HARIAN TEMPO – Acungan jempol perlu di alamatkan kepada kejaksaan negeri (Kejari) Bantaeng, Betapa tidak, kasus yang bergulir dari tahun 2013 itu kembali terangkat ke permukaan pada akhir 2024 dan awal 2025.

Terkini, Kejari Bantaeng kembali melakukan Penetapan Status Tersangka Dugaan Tindak Pidana Korupsi proyek perpipaan yang dirilis langsung dalam siaran pers pada tanggal 7 Januari 2025 lalu.

Kepala Kejaksaan Negeri Bantaeng, Satria Abdi, S.H, M.H, Dengan didampingi Kasi Pidana Khusus DR. Andri Zulfikar, S.H, M.H, Kasi Intelijen Y. Cahyo Risdiantoro, S.H, M.H dan Kasi Datun Puji Astuty, S.H, di Kantor Kejaksaan Negeri Bantaeng membeberkan alasan penetapan tersangka SA (65) Tahun.

SA merupakan Kepala Dinas Pertanian dan Peternakan Kabupaten Bantaeng tahun 2013 sekaligus Pengguna Anggaran

“Bahwa Tim Penyidik telah mengumpulkan bukti berupa keterangan Saksi, Ahli, Surat dan Petunjuk yang telah membuat terang tentang tindak pidana korupsi yang terjadi”. Ungkap Kajari Bantaeng.
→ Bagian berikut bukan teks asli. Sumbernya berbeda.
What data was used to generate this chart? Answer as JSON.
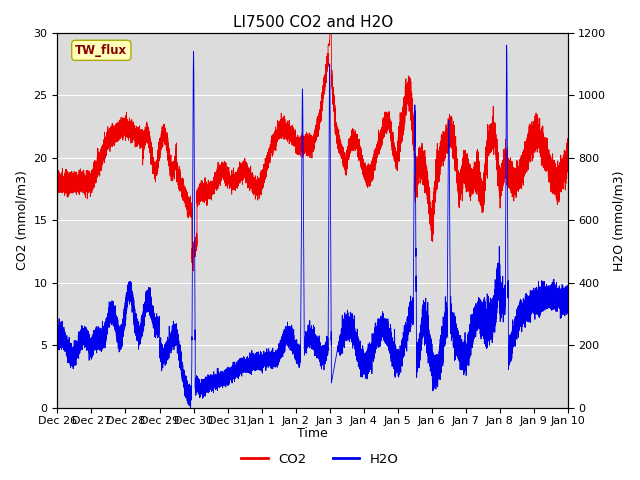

Diuraikan, Dinas Pertanian dan Peternakan Kabupaten Bantaeng melaksanakan Pembangunan Jaringan Irigasi Batu Massong dengan alokasi anggaran APBD Kabupaten Bantaeng sebesar 2.5 milyar rupiah yang bersumber dari Dokumen Pelaksana Anggaran Dinas Pertanian dan Peternakan Kabupaten Bantaeng pada tahun 2013

CV. Cipta Prasetia dinyatakan sebagai pemenang lelang dan menandatangani kontrak dengan Dinas Pertanian dan Peternakan Kabupaten Bantaeng dengan nilai kontrak sebesar Rp.2.468.240.000,- dengan waktu pelaksanaan selama 60 hari, mulai tanggal 28 Oktober 2013 sampai dengan tanggal 26 Desember 2013.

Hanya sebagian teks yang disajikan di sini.